The needs and benefits of crypto asset insurance are clear. But under the circumstances, it is clear that traditional insurers will not be able to address the risk of crypto assets with a reasonable timeline. However, the solution must come from within. We need crypto-native solutions that match the needs of the industry, with the flexibility to cover the full spectrum of crypto asset risks, products and services, including NFT, decentralized financial protocols, and infrastructure.
The benefits of a home-based risk solution are many.
In particular, dedicated crypto insurance companies have greater industry knowledge and expertise, enabling higher quality coverage, which is also compatible with greater security and safety for the crypto industry as a whole. Because of this level of understanding, crypto-native insurance companies will be able to create risk mitigation products with the flexibility to meet the unique and rapidly changing needs of the industry. Then, once done, the company could expand its insurance capacity by the order of trillions of dollars by partnering with the traditional insurance market. Finally, a dedicated crypto insurance sector will better meet legal and regulatory requirements, ensuring that insurance shortages do not prevent the adoption or growth of crypto.
Because of all this, what prevents crypto-native insurance solutions from being able to solve the problem?
Ironically, in the case of crypto asset insurance, the industry is largely choosing to direct investment resources towards future crypto projects that will be negatively impacted by lack of insurance capacity due to lack of investment in the space. .
That we are in the midst of a new technological revolution is undeniable. Likewise, the fact that insurance has played an important role in helping past technological revolutions to reach their full potential. The very lack of crypto asset risk protection that is currently in place is unsustainable and poses an unacceptable threat. It is important that the crypto community understands the dangers posed by the status quo with the lack of crypto asset insurance options.
The good news is that we got so far by solving technological and economic problems that we can’t solve on our own, and we believe we can do it again.
This article was co -authored with Sofia Arend and J. Gdanski.
This article does not contain any investment advice or recommendations.

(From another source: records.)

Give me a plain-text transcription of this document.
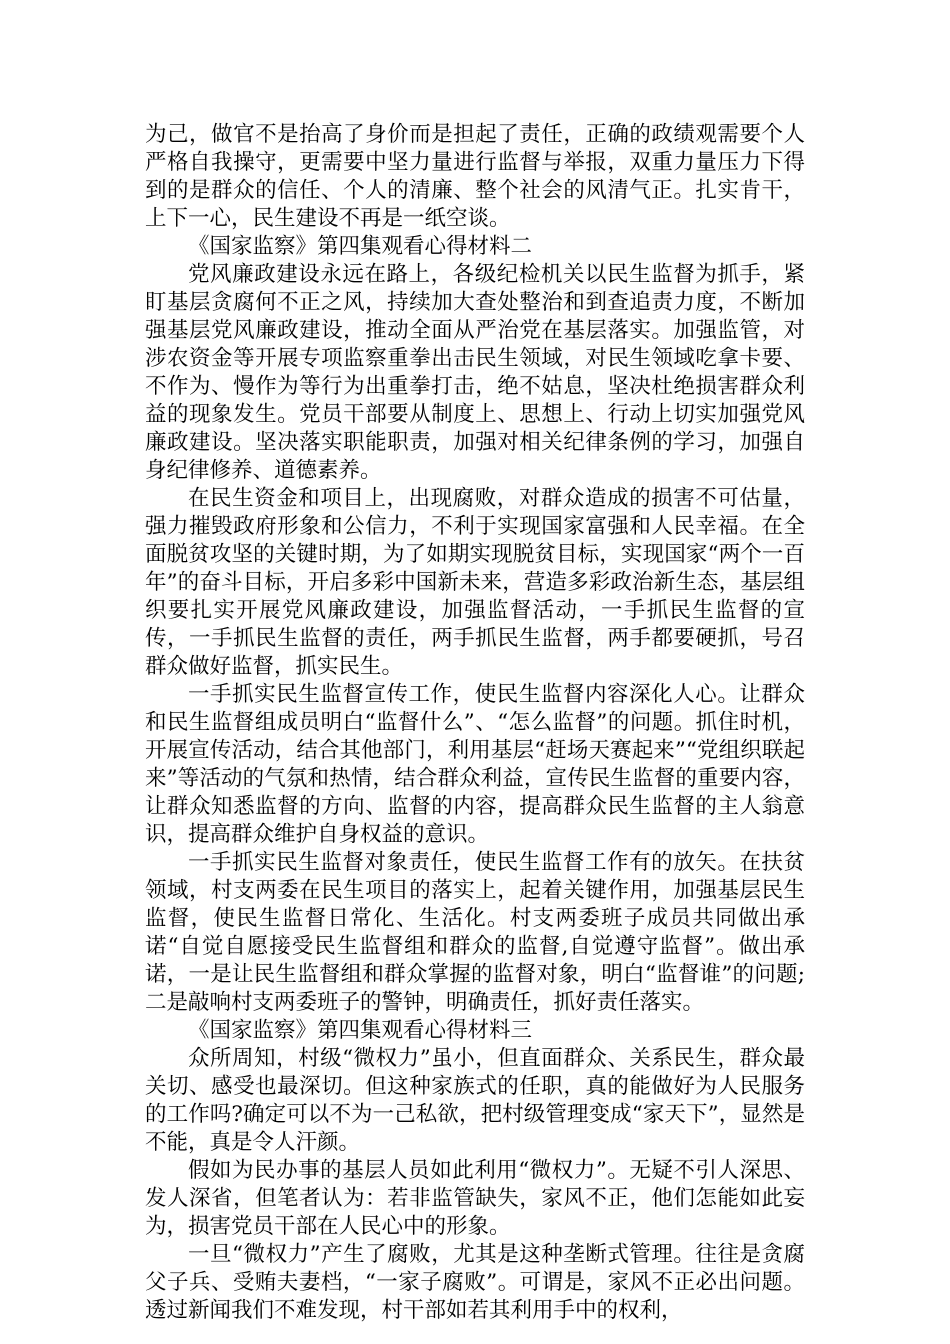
为己，做官不是抬高了身价而是担起了责任，正确的政绩观需要个人严格自我操守，更需要中坚力量进行监督与举报，双重力量压力下得到的是群众的信任、个人的清廉、整个社会的风清气正。扎实肯干，上下一心，民生建设不再是一纸空谈。

《国家监察》第四集观看心得材料二

党风廉政建设永远在路上，各级纪检机关以民生监督为抓手，紧盯基层贪腐何不正之风，持续加大查处整治和到查追责力度，不断加强基层党风廉政建设，推动全面从严治党在基层落实。加强监管，对涉农资金等开展专项监察重拳出击民生领域，对民生领域吃拿卡要、不作为、慢作为等行为出重拳打击，绝不姑息，坚决杜绝损害群众利益的现象发生。党员干部要从制度上、思想上、行动上切实加强党风廉政建设。坚决落实职能职责，加强对相关纪律条例的学习，加强自身纪律修养、道德素养。

在民生资金和项目上，出现腐败，对群众造成的损害不可估量，强力摧毁政府形象和公信力，不利于实现国家富强和人民幸福。在全面脱贫攻坚的关键时期，为了如期实现脱贫目标，实现国家“两个一百年”的奋斗目标，开启多彩中国新未来，营造多彩政治新生态，基层组织要扎实开展党风廉政建设，加强监督活动，一手抓民生监督的宣传，一手抓民生监督的责任，两手抓民生监督，两手都要硬抓，号召群众做好监督，抓实民生。

一手抓实民生监督宣传工作，使民生监督内容深化人心。让群众和民生监督组成员明白“监督什么”、“怎么监督”的问题。抓住时机，开展宣传活动，结合其他部门，利用基层“赶场天赛起来”“党组织联起来”等活动的气氛和热情，结合群众利益，宣传民生监督的重要内容，让群众知悉监督的方向、监督的内容，提高群众民生监督的主人翁意识，提高群众维护自身权益的意识。

一手抓实民生监督对象责任，使民生监督工作有的放矢。在扶贫领域，村支两委在民生项目的落实上，起着关键作用，加强基层民生监督，使民生监督日常化、生活化。村支两委班子成员共同做出承诺“自觉自愿接受民生监督组和群众的监督,自觉遵守监督”。做出承诺，一是让民生监督组和群众掌握的监督对象，明白“监督谁”的问题;二是敲响村支两委班子的警钟，明确责任，抓好责任落实。

《国家监察》第四集观看心得材料三

众所周知，村级“微权力”虽小，但直面群众、关系民生，群众最关切、感受也最深切。但这种家族式的任职，真的能做好为人民服务的工作吗?确定可以不为一己私欲，把村级管理变成“家天下”，显然是不能，真是令人汗颜。

假如为民办事的基层人员如此利用“微权力”。无疑不引人深思、发人深省，但笔者认为：若非监管缺失，家风不正，他们怎能如此妄为，损害党员干部在人民心中的形象。

一旦“微权力”产生了腐败，尤其是这种垄断式管理。往往是贪腐父子兵、受贿夫妻档，“一家子腐败”。可谓是，家风不正必出问题。透过新闻我们不难发现，村干部如若其利用手中的权利，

Every investment and trading move involves risk, and readers should do their own research when making a decision.
The views, thoughts and opinions expressed herein are those of the authors only and do not necessarily reflect or represent the opinions and opinions of Cointelegraph.
Sofia Arend is currently the communications and content leader at the Global Blockchain Business Council (GBBC). Prior to joining GBBC, Sofia worked at the Atlantic Council, a global top 10 think tank for national defense and security. Sofia received a Bachelor of Arts degree in International Relations and Global Studies with high honors from the University of Texas at Austin, where she competed as an NCAA Division-I recruited rower.
J. Gdanski is a privacy, security and risk management expert, a key leader in the corporate blockchain space and CEO and founder of Evertas – the first company dedicated to the insurance of crypto assets and blockchain systems.